Sorprende, sin embargo, la dignidad con que se mueren los hórreos. Diríase que mueren con la dignidad del tiempo. Resistiéndose, sin entregase. Va cediendo la cubierta; van perdiendo piezas corredores y «tornagües» si los tienen; van «agachandose les áligues» y, como tenemos escrito en otra parte, «salten los clavios y lluévese por fin nel sagrariu del pan del cuerpu. Y si la muerte andaba al redor desque non vía a nadie subir al escuricer pa quitar la llave, faise dueña agora de la cámara, y pasia po los corredores borrando les cruces y los soles y les flores que la manteníen a raya trazaos nos liños y les colondres». Las piezas aguantan porque están abrazadas, y quizá por eso casi siempre hay una resurrección posible, de la que saben Florencio Cobo y los hórreos de Espinaréu, por ejemplo.

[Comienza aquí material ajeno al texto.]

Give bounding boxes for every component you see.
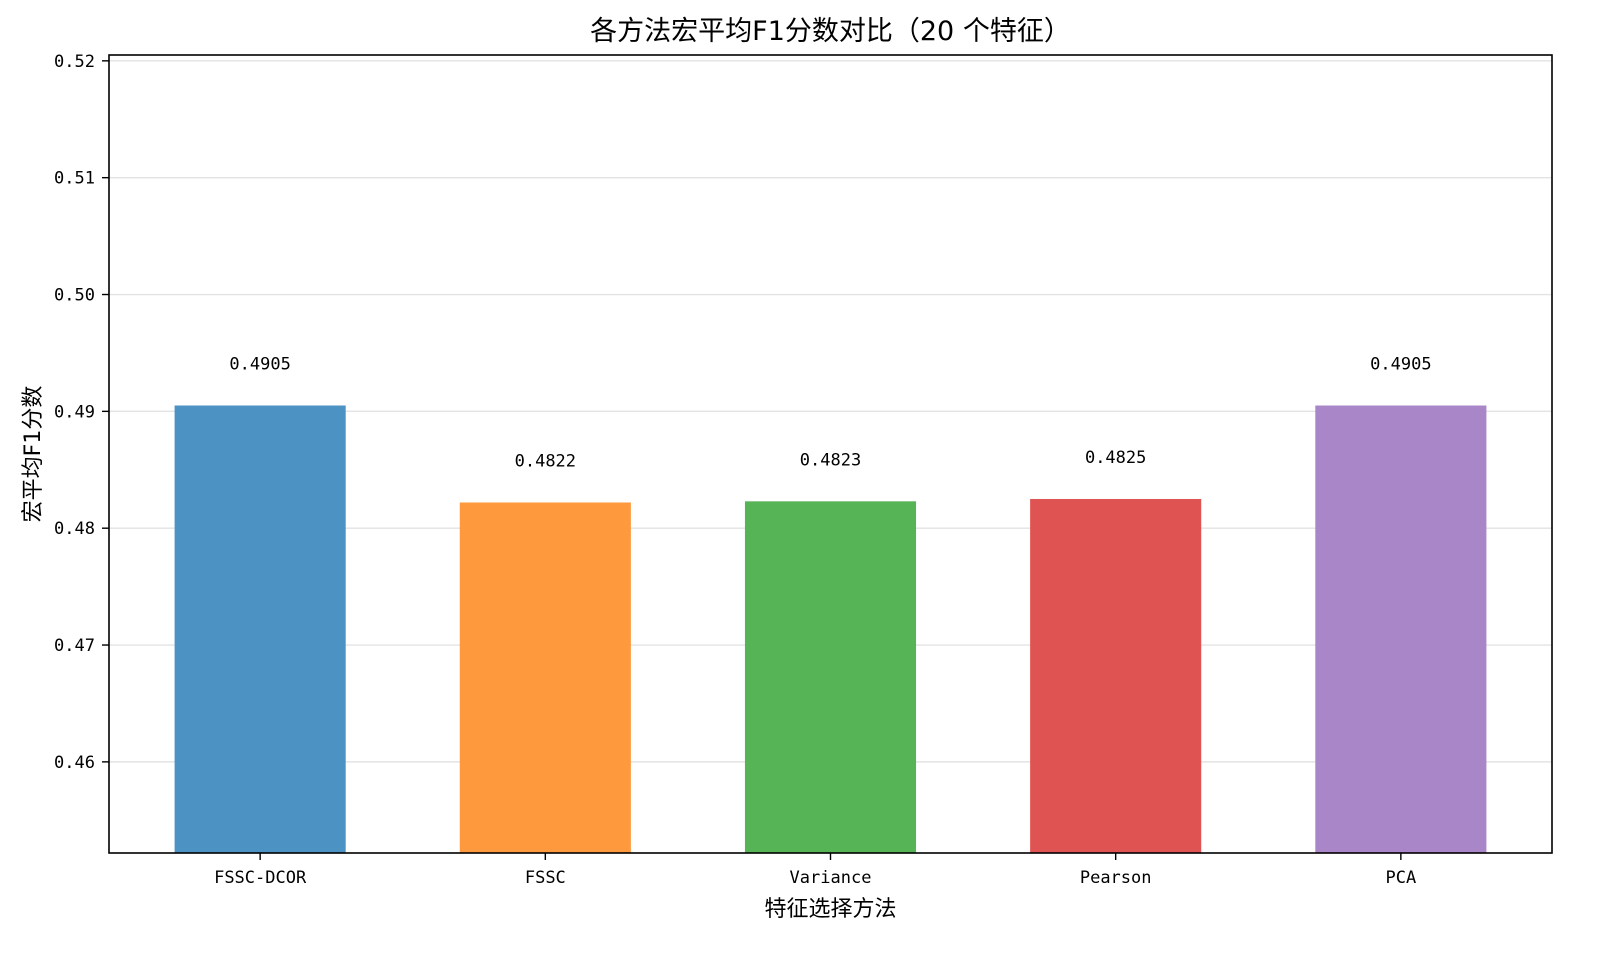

Habrá, en cualquier caso, que tener fe; fe al modo de los hombres de los pueblos que iban una vez al año al examino para cumplir por Pascua Florida; la fe entendida como creer lo que no se ve. Habrá que tener esperanza en leyes como la del Principado de Asturias 1/2001, de 6 de marzo, de Patrimonio Cultural, cuyo mayor defecto está probablemente en que más que una ley es un sueño. Habrá que ejercer la caridad, entendida al modo posconciliar, como justicia. Habrá que invertir en el conocimiento del hórreo. Habrá que desarrollar fórmulas eficaces para su conservación en tanto que pieza de un museo vivo. Habrá que ver si vale la pena pensar en nuevos usos que le devuelvan a la vida y si proceden revisiones tipológicas. Habrá que plantear incluso si cabe la creación.

El hórreo es arquitectura y como tal ofrece una lección de racionalidad. El hórreo es materia, es la viesca llevada a la quintana, que dice Xuan Pedrayes; es historia y arte. Sobre la tablazón de hórreos y paneras campean las armas de maestros carpinteros, de tallistas y pintores. Entre historias y símbolos andan fechas para construir la historia de Asturias. El hórreo tiene interés máximo en sí y como recurso.

Hace falta pensar, investigar y dar a conocer. Los próximos días 29 y 30 de noviembre se abre un espacio para ello en la sala de cámara del Auditorio ovetense Príncipe Felipe. Y es que el I Congreso del hórreo asturiano -un empeño personal de Xosé Nel Navarro- aspira a ser, fundamentalmente, un granero de ideas.

Gerardo Díaz Quirós es miembro del comité científico del I Congreso del Hórreo Asturiano que se celebra los próximos 29 y 30 de noviembre en Oviedo.